Pressure-induced Mott insulator-metal transition and structural phase transitions in the triangular antiferromagnet NiGa₂S₄

Mott insulator NiGa2S4 has attracted much attention because of its elusive magnetic ground state due to the geometric frustration and layered structures. To our knowledge, however, additional studies of the turning properties through external parameters are rather scarce in this system. Here, we comprehensively performed high-pressure studies for the NiGa2S4 single crystal. With synchrotron x-ray diffraction and Raman-scattering results, we found the starting trigonal P (3) over bar m1 phase quickly transfers to the R3m phase at a lower pressure of 1.6 GPa due to the intralayer sliding. With further compressing, another two structural phase transitions were observed, NiGa2S4 transfers to tetragonal P (4) over bar 2m phase at 15.5 GPa and then enters into orthogonal Pna2(1) phase beyond 18.2 GPa.
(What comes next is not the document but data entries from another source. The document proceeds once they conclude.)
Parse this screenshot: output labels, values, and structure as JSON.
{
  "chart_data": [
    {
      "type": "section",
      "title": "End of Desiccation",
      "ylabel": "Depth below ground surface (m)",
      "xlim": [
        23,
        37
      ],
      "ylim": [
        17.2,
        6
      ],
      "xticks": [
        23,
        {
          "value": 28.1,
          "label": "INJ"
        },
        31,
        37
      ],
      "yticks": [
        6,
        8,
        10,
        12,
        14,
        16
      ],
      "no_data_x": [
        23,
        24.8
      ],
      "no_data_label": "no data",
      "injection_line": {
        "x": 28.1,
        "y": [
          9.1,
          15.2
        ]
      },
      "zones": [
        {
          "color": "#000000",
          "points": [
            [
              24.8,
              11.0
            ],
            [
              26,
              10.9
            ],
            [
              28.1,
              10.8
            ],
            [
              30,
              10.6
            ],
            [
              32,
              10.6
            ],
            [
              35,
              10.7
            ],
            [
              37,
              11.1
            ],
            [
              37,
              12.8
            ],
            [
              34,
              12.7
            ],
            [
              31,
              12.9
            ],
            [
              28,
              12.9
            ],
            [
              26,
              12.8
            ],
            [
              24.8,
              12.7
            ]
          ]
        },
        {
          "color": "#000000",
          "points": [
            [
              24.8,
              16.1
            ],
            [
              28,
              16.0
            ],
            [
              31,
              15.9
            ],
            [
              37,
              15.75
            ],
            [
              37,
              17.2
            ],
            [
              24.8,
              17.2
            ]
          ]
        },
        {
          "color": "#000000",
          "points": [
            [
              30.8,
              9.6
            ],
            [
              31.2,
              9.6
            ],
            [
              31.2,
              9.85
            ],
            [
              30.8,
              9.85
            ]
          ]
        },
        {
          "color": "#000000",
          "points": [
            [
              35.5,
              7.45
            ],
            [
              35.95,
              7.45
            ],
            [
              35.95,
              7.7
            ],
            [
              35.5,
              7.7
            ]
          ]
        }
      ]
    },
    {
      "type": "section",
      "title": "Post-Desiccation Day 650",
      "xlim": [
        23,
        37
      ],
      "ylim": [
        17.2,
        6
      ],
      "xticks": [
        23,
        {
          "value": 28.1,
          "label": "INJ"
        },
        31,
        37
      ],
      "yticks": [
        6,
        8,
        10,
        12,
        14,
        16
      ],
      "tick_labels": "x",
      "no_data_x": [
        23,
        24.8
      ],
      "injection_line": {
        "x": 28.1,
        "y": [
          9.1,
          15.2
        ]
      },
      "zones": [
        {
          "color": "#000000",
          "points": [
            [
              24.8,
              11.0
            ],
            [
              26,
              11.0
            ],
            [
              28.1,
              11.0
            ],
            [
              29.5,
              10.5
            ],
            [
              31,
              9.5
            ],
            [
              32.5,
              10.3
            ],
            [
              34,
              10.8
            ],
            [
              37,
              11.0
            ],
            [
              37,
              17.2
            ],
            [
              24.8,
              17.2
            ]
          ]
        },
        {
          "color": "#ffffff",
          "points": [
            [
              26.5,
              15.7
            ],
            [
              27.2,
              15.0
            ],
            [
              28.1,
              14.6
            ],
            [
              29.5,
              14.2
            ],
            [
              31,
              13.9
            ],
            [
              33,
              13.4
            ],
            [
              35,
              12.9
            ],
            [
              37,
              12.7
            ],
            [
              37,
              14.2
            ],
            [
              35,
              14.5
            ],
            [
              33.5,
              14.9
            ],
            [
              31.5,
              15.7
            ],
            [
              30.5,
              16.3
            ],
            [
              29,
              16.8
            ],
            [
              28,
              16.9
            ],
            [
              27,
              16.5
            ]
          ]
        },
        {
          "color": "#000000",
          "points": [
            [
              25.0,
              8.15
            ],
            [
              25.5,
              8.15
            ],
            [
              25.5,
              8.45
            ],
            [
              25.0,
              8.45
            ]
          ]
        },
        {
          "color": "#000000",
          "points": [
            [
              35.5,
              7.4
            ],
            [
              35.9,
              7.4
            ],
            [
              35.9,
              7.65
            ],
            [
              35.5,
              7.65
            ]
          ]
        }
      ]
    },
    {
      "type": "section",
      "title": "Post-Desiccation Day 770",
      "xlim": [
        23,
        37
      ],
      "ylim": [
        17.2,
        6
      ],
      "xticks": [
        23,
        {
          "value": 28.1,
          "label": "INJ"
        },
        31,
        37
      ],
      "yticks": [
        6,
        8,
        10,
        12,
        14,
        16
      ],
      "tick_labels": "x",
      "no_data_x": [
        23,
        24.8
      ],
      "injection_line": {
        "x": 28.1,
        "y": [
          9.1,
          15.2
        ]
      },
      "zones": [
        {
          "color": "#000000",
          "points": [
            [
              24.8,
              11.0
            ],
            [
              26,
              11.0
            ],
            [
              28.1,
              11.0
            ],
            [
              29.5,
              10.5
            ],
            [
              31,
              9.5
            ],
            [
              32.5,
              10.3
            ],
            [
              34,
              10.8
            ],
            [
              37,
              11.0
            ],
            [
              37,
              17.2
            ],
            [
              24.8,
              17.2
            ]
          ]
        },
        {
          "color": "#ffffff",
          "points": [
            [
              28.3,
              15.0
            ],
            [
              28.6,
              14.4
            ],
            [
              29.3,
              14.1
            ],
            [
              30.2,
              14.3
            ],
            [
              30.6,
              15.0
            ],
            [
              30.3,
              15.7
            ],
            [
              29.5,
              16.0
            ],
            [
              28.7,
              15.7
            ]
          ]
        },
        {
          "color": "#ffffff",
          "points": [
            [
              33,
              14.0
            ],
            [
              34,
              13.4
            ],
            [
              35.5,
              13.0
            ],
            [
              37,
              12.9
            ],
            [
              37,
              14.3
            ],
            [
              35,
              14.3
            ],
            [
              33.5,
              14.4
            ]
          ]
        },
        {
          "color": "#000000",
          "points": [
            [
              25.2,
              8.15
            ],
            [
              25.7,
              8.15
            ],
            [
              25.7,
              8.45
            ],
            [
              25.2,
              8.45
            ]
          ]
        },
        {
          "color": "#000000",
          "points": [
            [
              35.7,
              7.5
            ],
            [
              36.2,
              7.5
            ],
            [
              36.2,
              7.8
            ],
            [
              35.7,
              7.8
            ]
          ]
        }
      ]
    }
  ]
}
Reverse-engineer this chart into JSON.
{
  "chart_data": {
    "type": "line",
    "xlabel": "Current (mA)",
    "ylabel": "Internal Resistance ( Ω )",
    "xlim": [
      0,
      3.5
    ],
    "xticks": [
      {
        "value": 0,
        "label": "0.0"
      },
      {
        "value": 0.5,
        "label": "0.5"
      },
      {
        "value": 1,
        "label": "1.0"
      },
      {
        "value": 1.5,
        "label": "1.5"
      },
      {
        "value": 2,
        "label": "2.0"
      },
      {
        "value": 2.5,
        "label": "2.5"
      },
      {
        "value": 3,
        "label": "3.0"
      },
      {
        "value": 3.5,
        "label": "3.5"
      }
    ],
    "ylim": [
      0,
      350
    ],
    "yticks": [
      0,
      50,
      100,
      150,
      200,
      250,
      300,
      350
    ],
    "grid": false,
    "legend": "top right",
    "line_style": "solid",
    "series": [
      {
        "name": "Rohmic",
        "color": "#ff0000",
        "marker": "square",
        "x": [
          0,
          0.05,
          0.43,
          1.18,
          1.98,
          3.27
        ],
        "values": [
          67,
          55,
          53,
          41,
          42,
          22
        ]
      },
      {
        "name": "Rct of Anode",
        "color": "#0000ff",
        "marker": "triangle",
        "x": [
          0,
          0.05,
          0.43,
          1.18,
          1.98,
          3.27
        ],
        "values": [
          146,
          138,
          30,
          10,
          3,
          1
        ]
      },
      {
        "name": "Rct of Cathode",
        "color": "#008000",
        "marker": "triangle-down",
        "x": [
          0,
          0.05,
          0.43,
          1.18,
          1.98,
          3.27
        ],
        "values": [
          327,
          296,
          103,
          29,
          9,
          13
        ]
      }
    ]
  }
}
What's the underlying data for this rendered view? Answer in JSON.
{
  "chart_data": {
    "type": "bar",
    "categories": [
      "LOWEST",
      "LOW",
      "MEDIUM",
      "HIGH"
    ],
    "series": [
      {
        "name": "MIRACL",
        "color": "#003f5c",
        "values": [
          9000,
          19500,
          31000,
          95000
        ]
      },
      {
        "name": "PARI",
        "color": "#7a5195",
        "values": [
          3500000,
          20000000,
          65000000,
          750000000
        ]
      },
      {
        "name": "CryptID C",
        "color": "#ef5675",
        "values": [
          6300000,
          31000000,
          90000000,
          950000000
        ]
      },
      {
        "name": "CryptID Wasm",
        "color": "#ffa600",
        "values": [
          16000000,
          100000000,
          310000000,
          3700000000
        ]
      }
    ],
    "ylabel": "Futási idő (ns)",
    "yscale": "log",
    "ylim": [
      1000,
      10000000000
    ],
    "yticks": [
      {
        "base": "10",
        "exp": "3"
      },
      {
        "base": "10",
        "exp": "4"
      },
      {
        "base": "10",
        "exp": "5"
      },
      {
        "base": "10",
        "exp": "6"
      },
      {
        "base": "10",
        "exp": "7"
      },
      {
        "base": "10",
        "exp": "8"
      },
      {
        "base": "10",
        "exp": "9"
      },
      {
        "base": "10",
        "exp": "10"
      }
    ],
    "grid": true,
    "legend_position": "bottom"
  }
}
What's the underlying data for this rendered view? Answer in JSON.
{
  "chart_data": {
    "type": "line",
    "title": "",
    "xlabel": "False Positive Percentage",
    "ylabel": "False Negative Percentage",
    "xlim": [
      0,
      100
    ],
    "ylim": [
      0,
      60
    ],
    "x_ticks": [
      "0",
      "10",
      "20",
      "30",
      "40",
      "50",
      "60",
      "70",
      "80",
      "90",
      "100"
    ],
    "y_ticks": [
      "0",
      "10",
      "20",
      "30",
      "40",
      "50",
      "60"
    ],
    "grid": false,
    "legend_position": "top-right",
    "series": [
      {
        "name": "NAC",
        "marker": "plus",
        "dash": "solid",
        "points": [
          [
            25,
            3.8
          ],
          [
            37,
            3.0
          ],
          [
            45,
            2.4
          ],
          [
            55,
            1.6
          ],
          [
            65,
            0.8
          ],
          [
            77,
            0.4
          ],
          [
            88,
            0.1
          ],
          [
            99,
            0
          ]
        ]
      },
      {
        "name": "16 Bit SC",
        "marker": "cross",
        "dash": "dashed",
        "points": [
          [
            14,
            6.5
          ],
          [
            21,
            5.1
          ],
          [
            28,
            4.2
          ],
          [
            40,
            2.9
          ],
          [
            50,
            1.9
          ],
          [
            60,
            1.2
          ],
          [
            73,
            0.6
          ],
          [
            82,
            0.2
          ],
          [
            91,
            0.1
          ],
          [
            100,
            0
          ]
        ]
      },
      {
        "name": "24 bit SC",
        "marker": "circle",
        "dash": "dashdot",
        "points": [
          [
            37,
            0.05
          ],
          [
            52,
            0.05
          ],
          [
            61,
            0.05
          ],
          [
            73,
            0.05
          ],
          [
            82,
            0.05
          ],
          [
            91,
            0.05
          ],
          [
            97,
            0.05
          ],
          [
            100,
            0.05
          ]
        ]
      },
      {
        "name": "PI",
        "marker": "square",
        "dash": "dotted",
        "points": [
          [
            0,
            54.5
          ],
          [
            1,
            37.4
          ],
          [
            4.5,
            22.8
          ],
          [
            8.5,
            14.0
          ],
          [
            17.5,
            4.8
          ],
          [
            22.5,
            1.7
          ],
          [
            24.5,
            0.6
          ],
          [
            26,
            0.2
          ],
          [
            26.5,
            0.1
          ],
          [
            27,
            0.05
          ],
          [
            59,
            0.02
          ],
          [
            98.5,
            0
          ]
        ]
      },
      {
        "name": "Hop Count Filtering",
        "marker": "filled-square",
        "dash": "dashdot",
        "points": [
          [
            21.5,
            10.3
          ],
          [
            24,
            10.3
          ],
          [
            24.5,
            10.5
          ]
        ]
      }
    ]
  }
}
In addition, electrical transport measurements show a Mott insulator-metal transition close to 17 GPa, which can be related to the R3m -> P (4) over bar 2m transition where a similar to 17.5% collapse in the unit-cell volume and a sharp reduction in Raman intensity occur. The metallic NiGa2S4 shows no superconducting transition down to 1.8 K. This paper enriches our understanding of NiGa2S4 especially its structure information, the tuning between the Mott insulating state and metallic state simultaneously accompanied by a structural phase transition sheds light on further understanding of magnetism and Mott physics in NiGa2S4.